All correspondence between the parties related to the conclusion, execution, amendment, or termination of this Agreement transmitted by post, facsimile, or electronic communication shall be legally binding and considered an integral part of this Agreement.

11.3. Website Information:

The information contained on the web pages, the addresses of which are indicated in the text hereof, shall be an integral part of this Agreement.

11.4. Contractor’s Right to Refuse Execution:

The Contractor reserves the right to refuse to execute the Agreement and terminate it if the Customer fails to provide the necessary information and materials required for the services, or if the Customer violates any other terms and conditions of this Agreement.

11.5. Delay in Providing Materials and Information:

In case of a delay by the Customer in providing materials and information, agreeing on service stages, paying for additional services, or otherwise failing to fulfill its obligations under this Agreement and its annexes, the deadlines for service performance by the Contractor will be automatically extended (without notifying the Customer) for the period of the delay, plus an additional 10 (ten) business days required by the Contractor to resume work on the order.

11.6. Right to Change Terms:

The Contractor has the right to unilaterally modify the terms and conditions of this Agreement by amending the text of this Agreement. All amendments to the terms and conditions shall be monitored by the Customer at the Internet address https://logos-media.agency/agreement-smm/

11.7. Acceptance of Amendments:

The parties agree that all amendments and addenda to this Agreement will be automatically accepted by the Customer and do not require additional approval.
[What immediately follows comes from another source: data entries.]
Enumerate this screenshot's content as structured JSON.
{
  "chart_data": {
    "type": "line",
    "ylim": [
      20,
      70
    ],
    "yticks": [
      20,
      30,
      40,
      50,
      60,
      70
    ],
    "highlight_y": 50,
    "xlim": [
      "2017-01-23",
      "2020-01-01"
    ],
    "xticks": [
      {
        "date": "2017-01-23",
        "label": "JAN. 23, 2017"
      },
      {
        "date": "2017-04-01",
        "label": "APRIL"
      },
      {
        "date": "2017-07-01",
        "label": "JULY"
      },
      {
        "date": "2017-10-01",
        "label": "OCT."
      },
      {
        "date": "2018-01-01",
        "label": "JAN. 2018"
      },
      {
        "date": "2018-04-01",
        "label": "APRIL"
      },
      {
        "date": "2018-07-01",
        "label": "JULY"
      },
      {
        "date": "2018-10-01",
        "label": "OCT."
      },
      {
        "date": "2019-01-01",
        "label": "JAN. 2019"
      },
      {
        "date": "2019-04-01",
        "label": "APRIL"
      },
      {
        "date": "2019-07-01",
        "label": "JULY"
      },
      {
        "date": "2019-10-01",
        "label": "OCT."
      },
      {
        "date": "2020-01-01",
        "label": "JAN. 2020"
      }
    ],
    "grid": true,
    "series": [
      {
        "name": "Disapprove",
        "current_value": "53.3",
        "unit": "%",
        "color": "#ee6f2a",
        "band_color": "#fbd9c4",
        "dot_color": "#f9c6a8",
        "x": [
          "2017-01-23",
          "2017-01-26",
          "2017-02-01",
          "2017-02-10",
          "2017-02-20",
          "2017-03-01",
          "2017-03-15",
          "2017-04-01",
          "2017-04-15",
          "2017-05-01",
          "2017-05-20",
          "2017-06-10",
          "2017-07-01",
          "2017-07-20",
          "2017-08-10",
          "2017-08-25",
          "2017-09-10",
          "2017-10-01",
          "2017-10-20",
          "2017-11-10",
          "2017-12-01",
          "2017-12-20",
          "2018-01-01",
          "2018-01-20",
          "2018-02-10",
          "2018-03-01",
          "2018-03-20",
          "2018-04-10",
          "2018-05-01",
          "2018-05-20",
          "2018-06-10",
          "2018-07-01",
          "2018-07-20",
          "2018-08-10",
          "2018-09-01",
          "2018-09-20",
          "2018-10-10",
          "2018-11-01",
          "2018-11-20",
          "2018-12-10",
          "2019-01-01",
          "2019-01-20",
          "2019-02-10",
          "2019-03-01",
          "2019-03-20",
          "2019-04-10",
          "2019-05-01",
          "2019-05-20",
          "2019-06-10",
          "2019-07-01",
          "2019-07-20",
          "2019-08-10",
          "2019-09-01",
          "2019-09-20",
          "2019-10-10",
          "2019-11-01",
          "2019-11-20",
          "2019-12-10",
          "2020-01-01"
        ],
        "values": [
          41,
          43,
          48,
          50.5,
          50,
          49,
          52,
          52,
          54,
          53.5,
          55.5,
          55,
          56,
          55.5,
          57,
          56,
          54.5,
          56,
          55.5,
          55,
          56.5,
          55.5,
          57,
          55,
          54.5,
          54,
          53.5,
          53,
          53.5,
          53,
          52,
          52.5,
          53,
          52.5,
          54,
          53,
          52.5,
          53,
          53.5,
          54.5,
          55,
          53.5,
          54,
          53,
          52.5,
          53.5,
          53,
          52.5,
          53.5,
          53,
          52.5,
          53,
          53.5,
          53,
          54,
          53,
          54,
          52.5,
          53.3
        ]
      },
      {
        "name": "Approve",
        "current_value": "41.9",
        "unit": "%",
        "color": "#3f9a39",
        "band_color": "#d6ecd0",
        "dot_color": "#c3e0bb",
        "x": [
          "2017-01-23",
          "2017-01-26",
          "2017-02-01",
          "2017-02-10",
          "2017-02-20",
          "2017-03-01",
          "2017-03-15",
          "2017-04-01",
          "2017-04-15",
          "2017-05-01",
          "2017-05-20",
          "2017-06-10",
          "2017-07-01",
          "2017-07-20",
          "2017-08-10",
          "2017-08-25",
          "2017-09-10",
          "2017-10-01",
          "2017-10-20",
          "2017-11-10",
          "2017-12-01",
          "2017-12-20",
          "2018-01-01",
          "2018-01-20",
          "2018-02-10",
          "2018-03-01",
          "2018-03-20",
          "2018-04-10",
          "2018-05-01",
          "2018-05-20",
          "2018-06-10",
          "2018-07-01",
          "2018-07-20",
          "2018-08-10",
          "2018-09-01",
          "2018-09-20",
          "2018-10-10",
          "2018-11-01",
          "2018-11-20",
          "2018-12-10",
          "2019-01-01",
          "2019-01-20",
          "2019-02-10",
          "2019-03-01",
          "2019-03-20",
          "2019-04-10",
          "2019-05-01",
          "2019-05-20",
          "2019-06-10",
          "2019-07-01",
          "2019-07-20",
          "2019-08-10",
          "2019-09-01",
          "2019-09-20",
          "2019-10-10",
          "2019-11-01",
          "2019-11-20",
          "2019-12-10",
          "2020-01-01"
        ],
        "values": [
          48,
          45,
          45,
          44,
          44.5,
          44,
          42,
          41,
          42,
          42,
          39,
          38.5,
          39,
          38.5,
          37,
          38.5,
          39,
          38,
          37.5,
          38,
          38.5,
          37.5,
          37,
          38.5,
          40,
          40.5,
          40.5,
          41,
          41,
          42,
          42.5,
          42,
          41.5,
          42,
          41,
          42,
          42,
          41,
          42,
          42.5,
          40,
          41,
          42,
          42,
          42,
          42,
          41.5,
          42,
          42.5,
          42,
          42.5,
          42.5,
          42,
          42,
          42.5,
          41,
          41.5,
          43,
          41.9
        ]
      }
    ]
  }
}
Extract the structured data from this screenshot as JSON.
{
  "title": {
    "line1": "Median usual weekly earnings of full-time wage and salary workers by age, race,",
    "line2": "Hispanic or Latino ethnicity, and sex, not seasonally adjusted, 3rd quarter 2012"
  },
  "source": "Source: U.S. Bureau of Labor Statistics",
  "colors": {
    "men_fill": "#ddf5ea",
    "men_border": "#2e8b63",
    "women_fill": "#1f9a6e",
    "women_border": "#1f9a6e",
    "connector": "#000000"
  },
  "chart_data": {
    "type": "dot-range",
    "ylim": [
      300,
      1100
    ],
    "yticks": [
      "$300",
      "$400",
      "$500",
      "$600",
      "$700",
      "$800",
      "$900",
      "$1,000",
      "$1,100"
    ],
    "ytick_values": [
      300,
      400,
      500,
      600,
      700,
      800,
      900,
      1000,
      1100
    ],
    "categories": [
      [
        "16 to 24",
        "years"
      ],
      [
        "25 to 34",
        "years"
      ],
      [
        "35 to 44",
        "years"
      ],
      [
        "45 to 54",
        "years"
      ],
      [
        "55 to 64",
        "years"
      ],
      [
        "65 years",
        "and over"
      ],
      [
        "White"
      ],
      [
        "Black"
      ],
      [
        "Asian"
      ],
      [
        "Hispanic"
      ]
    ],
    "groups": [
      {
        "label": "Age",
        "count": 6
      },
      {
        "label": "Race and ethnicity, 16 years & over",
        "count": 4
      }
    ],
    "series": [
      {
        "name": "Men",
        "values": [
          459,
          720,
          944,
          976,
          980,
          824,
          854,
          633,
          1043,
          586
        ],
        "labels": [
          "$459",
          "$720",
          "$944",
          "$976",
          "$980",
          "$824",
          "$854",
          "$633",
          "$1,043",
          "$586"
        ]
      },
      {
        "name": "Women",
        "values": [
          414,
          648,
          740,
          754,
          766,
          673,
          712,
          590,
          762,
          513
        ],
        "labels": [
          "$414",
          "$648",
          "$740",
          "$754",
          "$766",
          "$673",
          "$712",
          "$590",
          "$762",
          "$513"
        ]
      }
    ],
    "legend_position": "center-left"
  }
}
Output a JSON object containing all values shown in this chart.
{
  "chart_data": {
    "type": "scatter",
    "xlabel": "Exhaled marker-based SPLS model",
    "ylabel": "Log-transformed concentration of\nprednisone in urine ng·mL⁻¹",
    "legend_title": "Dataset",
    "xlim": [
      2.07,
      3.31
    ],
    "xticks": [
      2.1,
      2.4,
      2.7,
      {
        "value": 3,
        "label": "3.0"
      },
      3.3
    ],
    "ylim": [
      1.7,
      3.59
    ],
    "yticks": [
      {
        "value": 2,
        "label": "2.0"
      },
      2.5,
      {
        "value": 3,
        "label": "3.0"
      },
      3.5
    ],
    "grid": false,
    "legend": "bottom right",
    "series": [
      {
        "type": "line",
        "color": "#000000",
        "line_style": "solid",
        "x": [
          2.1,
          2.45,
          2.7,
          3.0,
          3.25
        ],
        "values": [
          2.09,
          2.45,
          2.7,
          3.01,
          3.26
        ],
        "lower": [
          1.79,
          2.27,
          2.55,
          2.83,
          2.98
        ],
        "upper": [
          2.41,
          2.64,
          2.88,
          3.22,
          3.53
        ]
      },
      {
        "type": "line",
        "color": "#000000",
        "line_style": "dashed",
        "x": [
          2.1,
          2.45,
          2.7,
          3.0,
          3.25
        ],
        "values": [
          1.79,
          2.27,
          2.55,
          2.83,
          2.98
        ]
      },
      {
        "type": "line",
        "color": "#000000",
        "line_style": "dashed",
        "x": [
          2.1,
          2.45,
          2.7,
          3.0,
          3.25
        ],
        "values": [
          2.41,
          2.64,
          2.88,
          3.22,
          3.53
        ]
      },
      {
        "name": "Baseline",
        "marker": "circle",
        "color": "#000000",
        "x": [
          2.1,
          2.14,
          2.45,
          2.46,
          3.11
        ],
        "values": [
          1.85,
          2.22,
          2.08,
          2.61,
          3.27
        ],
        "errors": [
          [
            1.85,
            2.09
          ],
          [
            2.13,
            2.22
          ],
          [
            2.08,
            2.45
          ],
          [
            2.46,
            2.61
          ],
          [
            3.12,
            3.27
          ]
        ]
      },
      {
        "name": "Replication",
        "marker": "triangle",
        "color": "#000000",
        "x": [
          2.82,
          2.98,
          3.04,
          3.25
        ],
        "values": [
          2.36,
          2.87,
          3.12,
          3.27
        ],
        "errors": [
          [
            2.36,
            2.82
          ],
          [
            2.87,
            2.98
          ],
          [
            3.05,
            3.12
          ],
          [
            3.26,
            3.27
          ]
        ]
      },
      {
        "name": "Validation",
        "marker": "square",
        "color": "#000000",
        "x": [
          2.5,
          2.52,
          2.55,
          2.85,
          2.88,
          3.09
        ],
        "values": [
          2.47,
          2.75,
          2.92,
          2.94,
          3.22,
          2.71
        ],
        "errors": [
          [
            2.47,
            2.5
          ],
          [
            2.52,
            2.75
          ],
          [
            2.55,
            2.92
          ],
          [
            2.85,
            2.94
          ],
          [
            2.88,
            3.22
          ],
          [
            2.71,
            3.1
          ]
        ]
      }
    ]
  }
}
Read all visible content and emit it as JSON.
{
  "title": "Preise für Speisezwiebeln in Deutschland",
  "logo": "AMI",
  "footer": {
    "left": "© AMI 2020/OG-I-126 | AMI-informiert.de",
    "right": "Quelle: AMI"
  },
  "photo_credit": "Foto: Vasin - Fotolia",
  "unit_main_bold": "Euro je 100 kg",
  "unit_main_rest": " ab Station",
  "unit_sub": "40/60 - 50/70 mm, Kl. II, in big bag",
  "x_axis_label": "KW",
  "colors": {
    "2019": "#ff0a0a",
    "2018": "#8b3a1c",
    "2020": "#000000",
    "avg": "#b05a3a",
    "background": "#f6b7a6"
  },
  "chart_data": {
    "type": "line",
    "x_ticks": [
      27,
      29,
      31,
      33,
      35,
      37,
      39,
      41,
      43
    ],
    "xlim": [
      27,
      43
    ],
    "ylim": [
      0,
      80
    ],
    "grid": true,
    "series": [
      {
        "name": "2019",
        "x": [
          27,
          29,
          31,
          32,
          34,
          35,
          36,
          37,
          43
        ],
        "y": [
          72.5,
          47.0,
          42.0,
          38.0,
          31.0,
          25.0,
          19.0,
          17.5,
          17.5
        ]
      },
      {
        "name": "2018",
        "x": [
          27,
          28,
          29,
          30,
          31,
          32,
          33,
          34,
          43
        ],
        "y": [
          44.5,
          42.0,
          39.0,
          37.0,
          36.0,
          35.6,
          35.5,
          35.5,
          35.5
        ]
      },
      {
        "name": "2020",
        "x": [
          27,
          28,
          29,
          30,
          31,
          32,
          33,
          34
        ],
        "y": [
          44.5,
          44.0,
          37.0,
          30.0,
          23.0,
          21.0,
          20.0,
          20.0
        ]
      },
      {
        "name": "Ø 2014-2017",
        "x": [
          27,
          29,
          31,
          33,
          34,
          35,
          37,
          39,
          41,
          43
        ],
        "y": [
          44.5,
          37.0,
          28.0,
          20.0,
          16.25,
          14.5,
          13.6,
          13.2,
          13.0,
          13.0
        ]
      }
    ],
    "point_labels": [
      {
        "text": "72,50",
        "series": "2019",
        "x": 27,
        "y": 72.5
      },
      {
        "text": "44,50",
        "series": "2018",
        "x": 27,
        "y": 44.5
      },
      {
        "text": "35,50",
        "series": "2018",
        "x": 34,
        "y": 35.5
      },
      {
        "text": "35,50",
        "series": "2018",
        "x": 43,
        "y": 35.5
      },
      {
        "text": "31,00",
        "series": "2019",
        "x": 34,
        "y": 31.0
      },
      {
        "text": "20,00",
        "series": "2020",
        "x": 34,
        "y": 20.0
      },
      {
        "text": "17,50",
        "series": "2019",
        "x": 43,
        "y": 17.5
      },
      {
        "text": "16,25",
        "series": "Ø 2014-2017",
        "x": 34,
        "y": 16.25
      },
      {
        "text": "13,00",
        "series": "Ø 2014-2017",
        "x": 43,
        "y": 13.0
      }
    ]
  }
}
However, the cost of services paid on time and in full by the Customer shall not be unilaterally changed by the Contractor.

11.8. Agreement Validity:

This Agreement shall come into force once the Customer accepts the Contractor’s offer and shall remain valid until both parties have fully performed their obligations under the Agreement.

Additional Terms:

  • Start of Paid Service:
    The paid month of cooperation starts upon the receipt by the Customer of the strategy, content plan, and visual concept in the chat.
  • Customer’s Responsibility for Responses:
    The Customer is responsible for responding to comments or messages.
  • Use of Content:
    The Contractor guarantees to use only mockups published or provided by the Customer or photos and videos from open sources.
  • Account Security:
    The Contractor guarantees that their actions will not lead to the blocking of the Customer’s accounts.
  • Password and Contact Data Changes:
    The Contractor guarantees the security of the Customer’s account and agrees to coordinate any changes in contact details or passwords with the Customer.
  • Protection Against Data Leaks:
    The Contractor guarantees that their actions will not lead to data leakage for account access to third parties.
  • Account Hacking Prevention:
    In the event of an attempted account hack by third parties, the Contractor will take all necessary measures to prevent it.
  • Password Change Notification:
    If the Contractor finds it necessary to change the account password for security reasons, the new password must be communicated to the Customer within 60 minutes.
  • Liability for Account Blockage:
    If an account is blocked due to the Customer’s actions or hacking attempts by third parties, the Contractor shall not be held responsible.

12. Contact Details and Details of the Contractor

Name: Individual Entrepreneur Logos Media
Identification Number: 300393161
Legal Address: Georgia, Tbilisi, Nadzaladevi district, Ts. Dadiani street, N 34, building 7, commercial area, building N10
Registering Authority: LEPL National Agency of Public Registry
E-mail: order.logos.media@gmail.com
Website: https://logos-media.agency

Payment Details:
Details for making a payment will be provided by the Contractor in accordance with the procedure prescribed by this Agreement.